The company is targeting cost savings of around $3 to $4 billion by 2018, Chief Executive Officer Patrick Pouyanne told investors in London. In February, the firm said it was aiming for $3 billion by 2017.
“We are very confident that we will reach this $4 billion. Most of it will come from upstream,” Pouyanne said.
A reorganisation that has seen the creation of a unit to pool resources will enable the company to achieve the target, Pouyanne said. “The idea is to leverage on economies of scale across the group.”
He said the company makes purchases of about $30 billion per year. Out of that, Pouyanne said it has identified about $15 billion which could be jointly procured by at least two businesses within the group.
Total also said it plans to reduce investment to between $15 billion and $17 billion per year from 2017 to 2020, $2 billion less than announced previously.

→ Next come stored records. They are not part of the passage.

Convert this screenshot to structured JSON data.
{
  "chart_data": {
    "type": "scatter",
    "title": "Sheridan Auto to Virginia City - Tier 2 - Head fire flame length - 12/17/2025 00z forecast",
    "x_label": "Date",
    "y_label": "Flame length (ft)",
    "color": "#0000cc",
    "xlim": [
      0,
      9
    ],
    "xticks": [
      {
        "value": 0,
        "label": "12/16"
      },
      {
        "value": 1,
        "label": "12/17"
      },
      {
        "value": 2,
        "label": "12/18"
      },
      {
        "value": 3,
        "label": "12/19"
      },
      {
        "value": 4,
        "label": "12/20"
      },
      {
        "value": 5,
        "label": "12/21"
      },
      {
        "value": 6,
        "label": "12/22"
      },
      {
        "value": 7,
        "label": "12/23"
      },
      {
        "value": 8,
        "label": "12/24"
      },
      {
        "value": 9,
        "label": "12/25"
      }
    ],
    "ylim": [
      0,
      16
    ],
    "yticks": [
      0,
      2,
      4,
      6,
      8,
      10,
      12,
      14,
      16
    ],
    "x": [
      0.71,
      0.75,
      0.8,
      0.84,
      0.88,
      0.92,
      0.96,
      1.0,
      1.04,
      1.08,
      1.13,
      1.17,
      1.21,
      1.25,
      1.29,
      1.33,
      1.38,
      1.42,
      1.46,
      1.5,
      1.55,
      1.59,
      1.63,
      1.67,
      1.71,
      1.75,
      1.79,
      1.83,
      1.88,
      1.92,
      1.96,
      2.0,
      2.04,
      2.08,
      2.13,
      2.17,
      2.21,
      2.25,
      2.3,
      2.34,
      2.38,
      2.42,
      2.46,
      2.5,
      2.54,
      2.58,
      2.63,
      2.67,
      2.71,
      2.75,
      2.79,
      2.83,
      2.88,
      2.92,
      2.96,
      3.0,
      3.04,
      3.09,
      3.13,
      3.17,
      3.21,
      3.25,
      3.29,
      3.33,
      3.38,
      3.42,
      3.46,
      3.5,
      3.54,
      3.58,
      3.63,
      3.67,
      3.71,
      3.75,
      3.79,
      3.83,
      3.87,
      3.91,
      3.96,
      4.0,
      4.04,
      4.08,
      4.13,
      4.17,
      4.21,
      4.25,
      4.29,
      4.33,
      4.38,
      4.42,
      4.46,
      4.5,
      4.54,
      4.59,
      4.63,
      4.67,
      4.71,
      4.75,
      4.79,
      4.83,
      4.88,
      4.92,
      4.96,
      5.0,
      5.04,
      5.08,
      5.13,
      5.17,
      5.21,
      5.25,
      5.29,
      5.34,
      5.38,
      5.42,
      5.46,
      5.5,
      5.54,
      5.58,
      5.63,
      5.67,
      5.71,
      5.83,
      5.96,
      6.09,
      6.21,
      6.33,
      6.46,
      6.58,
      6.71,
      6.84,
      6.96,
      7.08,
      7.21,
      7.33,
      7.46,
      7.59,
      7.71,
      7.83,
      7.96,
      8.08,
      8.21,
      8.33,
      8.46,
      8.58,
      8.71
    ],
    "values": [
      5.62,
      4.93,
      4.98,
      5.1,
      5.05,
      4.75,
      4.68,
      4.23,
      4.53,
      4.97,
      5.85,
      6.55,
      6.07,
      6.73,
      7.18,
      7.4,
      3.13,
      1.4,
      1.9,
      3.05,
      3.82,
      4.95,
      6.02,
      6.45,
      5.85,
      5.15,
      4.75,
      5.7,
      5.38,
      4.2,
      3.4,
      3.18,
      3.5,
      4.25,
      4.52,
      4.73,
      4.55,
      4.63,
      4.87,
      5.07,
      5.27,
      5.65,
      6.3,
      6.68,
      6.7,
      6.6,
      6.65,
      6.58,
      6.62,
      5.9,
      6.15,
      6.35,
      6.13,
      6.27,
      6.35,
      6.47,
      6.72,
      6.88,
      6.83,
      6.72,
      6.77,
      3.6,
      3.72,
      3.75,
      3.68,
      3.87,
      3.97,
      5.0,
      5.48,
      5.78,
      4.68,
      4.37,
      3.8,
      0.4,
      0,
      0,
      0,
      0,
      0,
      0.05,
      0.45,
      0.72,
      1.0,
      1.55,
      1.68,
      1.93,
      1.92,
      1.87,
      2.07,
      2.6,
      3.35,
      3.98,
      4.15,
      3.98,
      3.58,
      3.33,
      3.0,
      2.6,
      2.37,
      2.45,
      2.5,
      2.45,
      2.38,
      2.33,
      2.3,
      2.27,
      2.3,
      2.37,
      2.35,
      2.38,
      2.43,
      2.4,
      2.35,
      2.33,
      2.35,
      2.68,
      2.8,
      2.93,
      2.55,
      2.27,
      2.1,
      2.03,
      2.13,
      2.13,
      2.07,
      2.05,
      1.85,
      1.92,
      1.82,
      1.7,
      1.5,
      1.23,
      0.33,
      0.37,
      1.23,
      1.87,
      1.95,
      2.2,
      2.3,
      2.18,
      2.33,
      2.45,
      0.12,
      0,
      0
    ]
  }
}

“This is a strong commitment on our part. We do not intend to go beyond this range even if there was a sudden upsurge in oil prices,” he said.
Total said that level of investment will enable it to grow its output by an average rate of 5 percent per year from 2014 through to 2020, extending by a year its previous guidance.
The company said it was committed to lowering its breakeven price. “In 2017, cash flow from operations will cover Capex, including resource renewal, and dividend cash-out with Brent at $55 per barrel,” Total said in its presentation to investors. (bit.ly/2cqXX7j)
Pouyanne said in July that oil prices remained volatile, but the company had gained from a recovery in Brent crude from the start of the year when it went below $28 per barrel to average $46 per barrel in the second quarter.
Brent was up 61 cents or 1.3 percent at $47.44 per barrel by 1759 GMT on Thursday.
Total said the discounted scrip dividend it has been offering, will end in 2017 if Brent is at $60 per barrel.
On divestment, Pouyanne said the firm has reached its objectives and does not see the need to do more. He confirmed that Total was looking at selling its Italian petrol station joint venture with Erg, while talks over the sale of its speciality chemicals and equipment division Atotech, were ongoing.
Sources close to the matter told Reuters on Thursday that CVC, Carlyle and a consortium comprising Cinven and BC Partners will hand in final bids in coming days.
Total’s shares were up 3.68 percent at close on Thursday, outperforming the European oil and gas index which gained 2.35 percent.